I never stopped. One never does. Everything counts. By the time I was in my early 30s I’d been reading non-stop for twenty years. The Hardy Boys counted, as did Hemingway and Jim Harrison and Faulkner and Didion and Raymond Carver and John Cheever and Tom McGuane and Larry Brown and Richard Ford. I began to read poetry thanks to a close friend who’d become a good poet through years of study and practice. Something about poetry made it possible to think that writer could concentrate hard enough to write in short bursts through to perfection. There are very few good poems just as there are very many good novels. There are many, many bad poems and there are many, many bad novels too. It got to where I found a poem I loved and knew was perfect, and then I’d make a copy of it and stick it in an notebook and read it many times over, thinking about what it would have been like to write something like that. Poetry made a real impression on me, though my reading tastes and habits in poetry are restricted to a few poets and poems. But it was not only poetry that became part of my destiny. So too did the great travel writers, essayists, and natural historians—people like Edward Hoagland and Paul Theroux and V.S. Naipaul and John McPhee and many others.

In mid-life, I’d been talking about becoming a writer for some time.
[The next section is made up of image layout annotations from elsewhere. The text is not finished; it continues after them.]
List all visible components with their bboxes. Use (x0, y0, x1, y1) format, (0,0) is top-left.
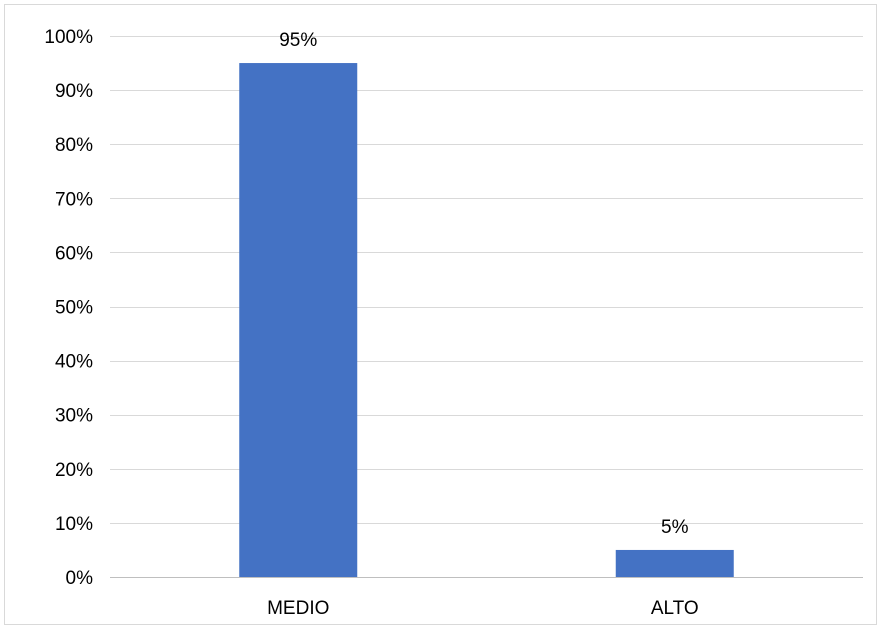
y-tick-label: 100% (44, 27, 93, 48)
chart-frame (4, 4, 877, 625)
bar-medio (239, 63, 358, 578)
labels: 0% 10% 20% 30% 40% 50% 60% 70% 80% 90% 100% 95% MEDI… (44, 27, 698, 619)
x-tick-label: MEDIO (267, 598, 329, 619)
y-tick-label: 30% (55, 406, 93, 427)
y-tick-label: 10% (55, 514, 93, 535)
x-tick-label: ALTO (651, 598, 699, 619)
bar-alto (615, 549, 734, 577)
bars (239, 63, 734, 578)
y-tick-label: 90% (55, 81, 93, 102)
y-tick-label: 80% (55, 135, 93, 156)
y-tick-label: 60% (55, 243, 93, 264)
data-label: 95% (279, 30, 317, 51)
y-tick-label: 0% (66, 568, 94, 589)
y-tick-label: 40% (55, 352, 93, 373)
y-tick-label: 70% (55, 189, 93, 210)
data-label: 5% (661, 517, 689, 538)
y-tick-label: 20% (55, 460, 93, 481)
y-tick-label: 50% (55, 298, 93, 319)
gridlines (110, 36, 863, 524)
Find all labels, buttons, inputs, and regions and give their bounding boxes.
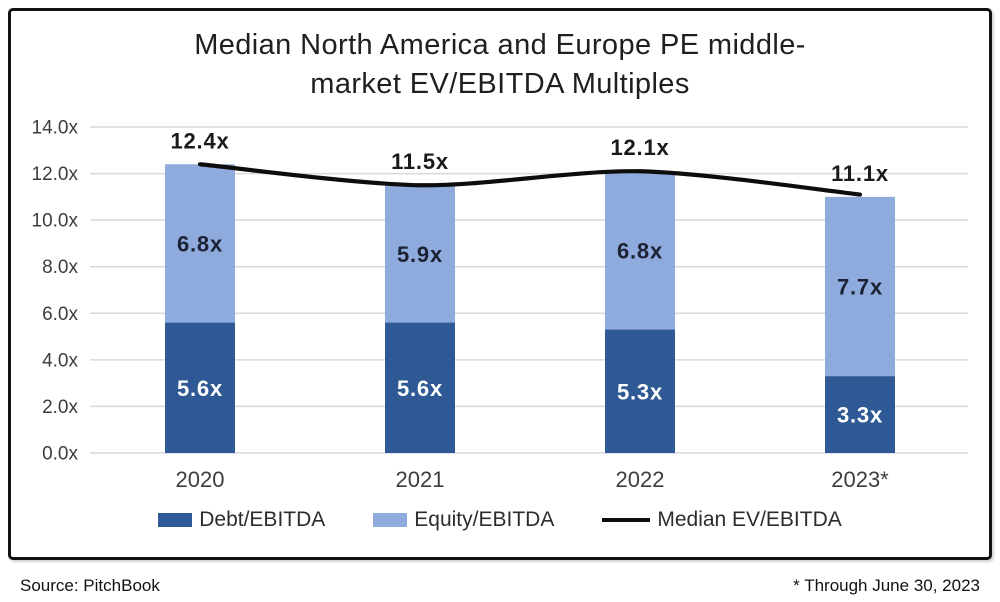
- footnote-text: * Through June 30, 2023: [793, 576, 980, 595]
- x-axis-category-label: 2020: [176, 467, 225, 492]
- legend-item-median-ev-ebitda: Median EV/EBITDA: [602, 508, 842, 532]
- chart-title: Median North America and Europe PE middl…: [0, 26, 1000, 104]
- y-axis-tick-label: 14.0x: [32, 118, 79, 139]
- y-axis-tick-label: 0.0x: [42, 444, 78, 465]
- legend-label-median-ev-ebitda: Median EV/EBITDA: [657, 508, 842, 531]
- bar-segment-equity: [385, 185, 455, 323]
- legend-item-debt-ebitda: Debt/EBITDA: [158, 508, 325, 532]
- y-axis-tick-label: 4.0x: [42, 350, 78, 371]
- chart-footer: Source: PitchBook * Through June 30, 202…: [20, 576, 980, 596]
- median-total-label: 11.1x: [831, 161, 889, 186]
- median-total-label: 11.5x: [391, 149, 449, 174]
- equity-value-label: 6.8x: [617, 238, 663, 263]
- x-axis-category-label: 2021: [396, 467, 445, 492]
- median-ev-ebitda-line: [197, 162, 863, 197]
- median-ev-ebitda-line-icon: [602, 518, 651, 522]
- legend-item-equity-ebitda: Equity/EBITDA: [373, 508, 554, 532]
- y-axis-tick-label: 10.0x: [32, 211, 79, 232]
- legend-label-equity-ebitda: Equity/EBITDA: [414, 508, 555, 531]
- bar-segment-debt: [385, 322, 455, 453]
- median-total-label: 12.4x: [170, 128, 229, 153]
- y-axis-tick-label: 12.0x: [32, 164, 79, 185]
- bar-segment-equity: [605, 171, 675, 330]
- chart-title-line1: Median North America and Europe PE middl…: [194, 29, 806, 61]
- chart-title-line2: market EV/EBITDA Multiples: [310, 68, 690, 100]
- legend-label-debt-ebitda: Debt/EBITDA: [199, 508, 326, 531]
- debt-value-label: 3.3x: [837, 403, 883, 428]
- debt-value-label: 5.3x: [617, 379, 663, 404]
- equity-ebitda-swatch-icon: [373, 513, 408, 527]
- bar-segment-debt: [825, 376, 895, 453]
- debt-value-label: 5.6x: [177, 376, 223, 401]
- bar-segment-equity: [165, 164, 235, 323]
- debt-value-label: 5.6x: [397, 376, 443, 401]
- equity-value-label: 5.9x: [397, 242, 443, 267]
- x-axis-category-label: 2023*: [831, 467, 889, 492]
- median-total-label: 12.1x: [610, 135, 669, 160]
- x-axis-category-label: 2022: [616, 467, 665, 492]
- bar-segment-equity: [825, 196, 895, 377]
- equity-value-label: 7.7x: [837, 275, 883, 300]
- debt-ebitda-swatch-icon: [158, 513, 193, 527]
- y-axis-tick-label: 8.0x: [42, 257, 78, 278]
- bar-segment-debt: [165, 322, 235, 453]
- y-axis-tick-label: 6.0x: [42, 304, 78, 325]
- bar-segment-debt: [605, 329, 675, 453]
- source-text: Source: PitchBook: [20, 576, 160, 595]
- equity-value-label: 6.8x: [177, 231, 223, 256]
- y-axis-tick-label: 2.0x: [42, 397, 78, 418]
- chart-legend: Debt/EBITDA Equity/EBITDA Median EV/EBIT…: [0, 508, 1000, 532]
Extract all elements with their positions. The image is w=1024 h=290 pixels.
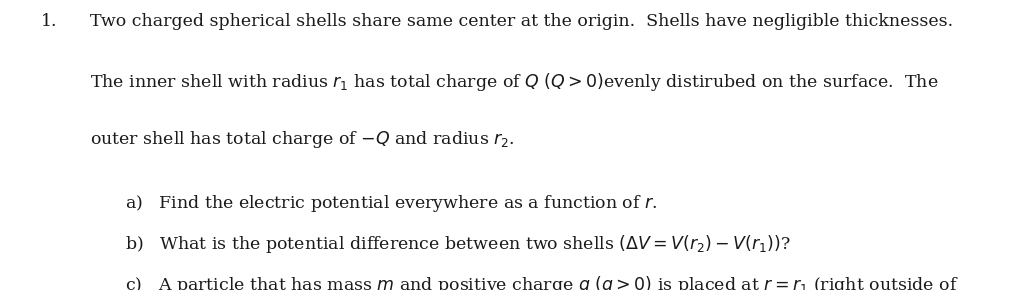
Text: The inner shell with radius $r_1$ has total charge of $Q$ $(Q > 0)$evenly distir: The inner shell with radius $r_1$ has to… [90,71,939,93]
Text: outer shell has total charge of $-Q$ and radius $r_2$.: outer shell has total charge of $-Q$ and… [90,129,515,150]
Text: Two charged spherical shells share same center at the origin.  Shells have negli: Two charged spherical shells share same … [90,13,953,30]
Text: c)   A particle that has mass $m$ and positive charge $q$ $(q > 0)$ is placed at: c) A particle that has mass $m$ and posi… [125,274,958,290]
Text: b)   What is the potential difference between two shells $(\Delta V = V(r_2) - V: b) What is the potential difference betw… [125,233,791,255]
Text: a)   Find the electric potential everywhere as a function of $r$.: a) Find the electric potential everywher… [125,193,657,214]
Text: 1.: 1. [41,13,57,30]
I typed a little mystery thriller and it was terrible. I was a lousy writer. I would remain a lousy writer for a long time. And then, after years of work, I wasn’t such a lousy writer. I could see the glimmer of a voice, a hint of craftsmanship, some pretense of competence. Later, I would become a fairly good crime novelist. What made it possible—how this destiny was arrived at—I realized, was not the long hours at the typewriter and all the hoping and ambition and lost sleep. It was, instead, all the reading, the ten thousand hours you hear about when people talk about conquering a musical instrument or a sport like skiing or baseball or chess, the ten thousand hours it takes to embed something deep inside your muscles and brain.

So, whether you’re interested in writing serious literary fiction; or, if you want to write fantasy, science fiction, or travel; or if you want to write a graphic novel about flying crazy people, you should consider spending a lot of time reading. And don’t limit yourself to one genre. Read as if your career depends on understanding how Hemingway constructed a paragraph, or how John McPhee put together his monumental geological history of the earth. Reading matters in the most fundamental way. Hemingway read all the time. Did Tolstoy read a lot? I’m sure he did. Does Stephen King read a lot? I imagine he does. Writers don’t read jealously. They read out of love and duty to the craft. You can’t go wrong, loving to read. And when you get around to facing that blank page, all that reading will have your back.

We come full circle to the creation of something from nothing. Destiny always begins in unknowing, a kind of “appointment in Samarra”.  The reading life, what fates some of us to make reading an existential obligation, is mostly a puzzle. What leads one to books? Perhaps history is involved, or social status, or boredom, or even the need to hide from an abusive father. As Virginia Woolf wrote in “Sir Thomas Browne”, “For the desire to read, like all other desires which distract our unhappy souls, is capable of analysis.”